Update a highly nested column from string to struct-CodePudding

 |-- x: array (nullable = true)
 |    |-- element: struct (containsNull = true)
 |    |    |-- y: long (nullable = true)
 |    |    |-- z: array (nullable = true)
 |    |    |    |-- element: struct (containsNull = true)
 |    |    |    |    |-- log: string (nullable = true)

I have the above nested schema where I want to change column z's log from string to struct.

 |-- x: array (nullable = true)
 |    |-- element: struct (containsNull = true)
 |    |    |-- y: long (nullable = true)
 |    |    |-- z: array (nullable = true)
 |    |    |    |-- element: struct (containsNull = true)
 |    |    |    |    |-- log: struct (nullable = true)
 |    |    |    |    |    |    |-- b: string (nullable = true)
 |    |    |    |    |    |    |-- c: string (nullable = true)

I'm not using Spark 3 but Spark 2.4.x. Will prefer Scala way but python works too since this is a one time manual thing to backfill some past data.

Is there a way to do this with some udf or any other way?

I know it's easy to do this via from_json but the nested array of struct is causing issues.

CodePudding user response：

I think it depends on the values in your log column. I mean, the way you want to split the string into 2 separate fields.

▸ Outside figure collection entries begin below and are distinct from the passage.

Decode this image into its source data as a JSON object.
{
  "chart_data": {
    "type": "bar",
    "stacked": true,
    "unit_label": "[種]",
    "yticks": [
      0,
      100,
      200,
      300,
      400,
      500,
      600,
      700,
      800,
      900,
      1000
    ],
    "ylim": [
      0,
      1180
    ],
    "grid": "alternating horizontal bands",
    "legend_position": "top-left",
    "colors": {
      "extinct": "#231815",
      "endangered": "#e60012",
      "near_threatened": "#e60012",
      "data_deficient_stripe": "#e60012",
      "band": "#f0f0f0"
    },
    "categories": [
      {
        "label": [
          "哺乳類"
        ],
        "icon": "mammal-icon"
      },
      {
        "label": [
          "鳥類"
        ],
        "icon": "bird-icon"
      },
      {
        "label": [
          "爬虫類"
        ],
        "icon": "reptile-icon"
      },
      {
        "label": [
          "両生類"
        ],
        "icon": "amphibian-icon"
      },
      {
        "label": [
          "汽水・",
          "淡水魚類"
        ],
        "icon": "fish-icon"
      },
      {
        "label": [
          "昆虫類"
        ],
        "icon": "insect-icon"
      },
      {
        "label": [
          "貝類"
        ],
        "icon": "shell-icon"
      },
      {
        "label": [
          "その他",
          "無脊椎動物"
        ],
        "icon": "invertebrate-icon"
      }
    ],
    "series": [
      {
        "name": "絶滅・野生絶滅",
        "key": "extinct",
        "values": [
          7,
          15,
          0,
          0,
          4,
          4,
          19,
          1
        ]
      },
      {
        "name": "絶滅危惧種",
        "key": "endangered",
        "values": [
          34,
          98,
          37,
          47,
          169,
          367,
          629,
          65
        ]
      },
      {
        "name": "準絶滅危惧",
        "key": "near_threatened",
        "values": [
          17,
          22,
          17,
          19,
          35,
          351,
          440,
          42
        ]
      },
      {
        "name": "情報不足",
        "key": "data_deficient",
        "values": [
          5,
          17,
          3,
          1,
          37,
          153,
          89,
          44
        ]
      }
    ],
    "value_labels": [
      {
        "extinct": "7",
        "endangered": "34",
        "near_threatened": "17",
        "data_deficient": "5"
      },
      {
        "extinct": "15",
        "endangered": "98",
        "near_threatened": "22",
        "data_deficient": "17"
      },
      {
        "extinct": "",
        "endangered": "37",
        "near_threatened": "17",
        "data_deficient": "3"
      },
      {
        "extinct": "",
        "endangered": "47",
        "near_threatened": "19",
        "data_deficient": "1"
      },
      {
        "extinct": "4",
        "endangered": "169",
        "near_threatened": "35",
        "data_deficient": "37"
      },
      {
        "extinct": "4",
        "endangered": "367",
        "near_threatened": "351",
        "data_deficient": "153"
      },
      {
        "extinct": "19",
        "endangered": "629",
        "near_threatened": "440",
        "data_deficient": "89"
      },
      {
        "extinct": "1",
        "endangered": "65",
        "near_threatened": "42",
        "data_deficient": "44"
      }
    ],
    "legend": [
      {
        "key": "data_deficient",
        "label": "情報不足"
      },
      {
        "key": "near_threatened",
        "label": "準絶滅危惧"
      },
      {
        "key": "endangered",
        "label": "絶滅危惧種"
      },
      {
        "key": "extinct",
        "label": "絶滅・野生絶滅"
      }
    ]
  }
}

The following PySpark code will just "move" your log values to b and c fields.

# Example data:

schema = (
    T.StructType([
        T.StructField('x', T.ArrayType(T.StructType([
            T.StructField('y', T.LongType()),
            T.StructField('z', T.ArrayType(T.StructType([
                T.StructField('log', T.StringType())
            ]))),
        ])))
    ])
)
df = spark.createDataFrame([
    [
        [[
            9,
            [[
                'text'
            ]]
        ]]
    ]
], schema)

df.printSchema()
# root
#  |-- x: array (nullable = true)
#  |    |-- element: struct (containsNull = true)
#  |    |    |-- y: long (nullable = true)
#  |    |    |-- z: array (nullable = true)
#  |    |    |    |-- element: struct (containsNull = true)
#  |    |    |    |    |-- log: string (nullable = true)

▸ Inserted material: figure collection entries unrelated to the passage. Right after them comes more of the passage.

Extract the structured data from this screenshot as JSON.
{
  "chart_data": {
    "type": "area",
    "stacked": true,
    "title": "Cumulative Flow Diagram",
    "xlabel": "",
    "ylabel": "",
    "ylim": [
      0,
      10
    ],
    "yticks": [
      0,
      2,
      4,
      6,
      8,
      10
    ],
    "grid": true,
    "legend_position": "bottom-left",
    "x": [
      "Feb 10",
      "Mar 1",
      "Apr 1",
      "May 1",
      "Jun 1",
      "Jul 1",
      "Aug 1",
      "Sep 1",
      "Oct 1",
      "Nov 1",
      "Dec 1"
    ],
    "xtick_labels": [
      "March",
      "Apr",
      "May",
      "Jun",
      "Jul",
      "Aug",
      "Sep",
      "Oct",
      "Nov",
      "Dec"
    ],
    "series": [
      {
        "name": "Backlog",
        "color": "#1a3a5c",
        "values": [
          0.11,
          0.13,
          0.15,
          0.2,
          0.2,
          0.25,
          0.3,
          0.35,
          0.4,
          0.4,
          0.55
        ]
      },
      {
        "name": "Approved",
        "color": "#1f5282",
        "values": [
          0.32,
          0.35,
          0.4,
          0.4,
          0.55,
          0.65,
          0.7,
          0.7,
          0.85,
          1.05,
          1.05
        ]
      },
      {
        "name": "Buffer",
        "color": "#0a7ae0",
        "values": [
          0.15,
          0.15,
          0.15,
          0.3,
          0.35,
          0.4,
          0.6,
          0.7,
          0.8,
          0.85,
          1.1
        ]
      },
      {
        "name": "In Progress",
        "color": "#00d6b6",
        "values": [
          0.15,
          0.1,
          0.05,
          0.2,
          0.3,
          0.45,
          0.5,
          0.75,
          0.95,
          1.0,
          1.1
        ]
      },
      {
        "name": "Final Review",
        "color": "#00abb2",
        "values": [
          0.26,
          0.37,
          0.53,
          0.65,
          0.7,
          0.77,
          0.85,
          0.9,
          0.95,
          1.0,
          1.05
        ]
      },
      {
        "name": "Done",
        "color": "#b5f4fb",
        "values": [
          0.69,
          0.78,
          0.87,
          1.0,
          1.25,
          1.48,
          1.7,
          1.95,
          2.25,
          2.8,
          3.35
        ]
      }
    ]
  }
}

df = df.withColumn('x', F.expr('transform(x, e -> struct(e.y as y, array(struct(struct(e.z.log[0] as b, e.z.log[0] as c) as log)) as z))'))

df.printSchema()
# root
#  |-- x: array (nullable = true)
#  |    |-- element: struct (containsNull = false)
#  |    |    |-- y: long (nullable = true)
#  |    |    |-- z: array (nullable = false)
#  |    |    |    |-- element: struct (containsNull = false)
#  |    |    |    |    |-- log: struct (nullable = false)
#  |    |    |    |    |    |-- b: string (nullable = true)
#  |    |    |    |    |    |-- c: string (nullable = true)

If string transformations are needed on log column, e.z.log[0] parts need to be changed to include string transformations.

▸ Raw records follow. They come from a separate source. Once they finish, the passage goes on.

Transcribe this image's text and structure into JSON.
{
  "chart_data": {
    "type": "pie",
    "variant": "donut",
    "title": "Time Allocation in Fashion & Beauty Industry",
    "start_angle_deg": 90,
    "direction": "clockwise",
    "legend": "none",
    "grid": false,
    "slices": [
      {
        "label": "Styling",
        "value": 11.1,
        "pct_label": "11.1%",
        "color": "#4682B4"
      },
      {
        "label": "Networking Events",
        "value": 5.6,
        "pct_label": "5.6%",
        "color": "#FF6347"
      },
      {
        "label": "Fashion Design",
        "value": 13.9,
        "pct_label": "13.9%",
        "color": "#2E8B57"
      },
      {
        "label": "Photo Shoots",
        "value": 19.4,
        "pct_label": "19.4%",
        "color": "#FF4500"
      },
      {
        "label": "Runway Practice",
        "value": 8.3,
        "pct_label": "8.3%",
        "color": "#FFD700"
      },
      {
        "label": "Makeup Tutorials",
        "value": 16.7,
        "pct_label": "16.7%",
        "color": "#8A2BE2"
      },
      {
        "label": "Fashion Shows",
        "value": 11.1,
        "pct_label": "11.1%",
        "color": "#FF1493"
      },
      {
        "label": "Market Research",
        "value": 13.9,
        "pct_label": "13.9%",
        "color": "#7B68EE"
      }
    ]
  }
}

CodePudding user response：

Higher Order functions are your friend in this case. Coalesce basically. Code below

 df = df.withColumn('x', F.expr('transform(x, e -> struct(e.y as y, array(struct(coalesce(("1" as a,"2" as b)) as log))as z))')).printSchema()

root
 |-- x: array (nullable = true)
 |    |-- element: struct (containsNull = false)
 |    |    |-- y: long (nullable = true)
 |    |    |-- z: array (nullable = false)
 |    |    |    |-- element: struct (containsNull = false)
 |    |    |    |    |-- log: struct (nullable = false)
 |    |    |    |    |    |-- a: string (nullable = false)
 |    |    |    |    |    |-- b: string (nullable = false)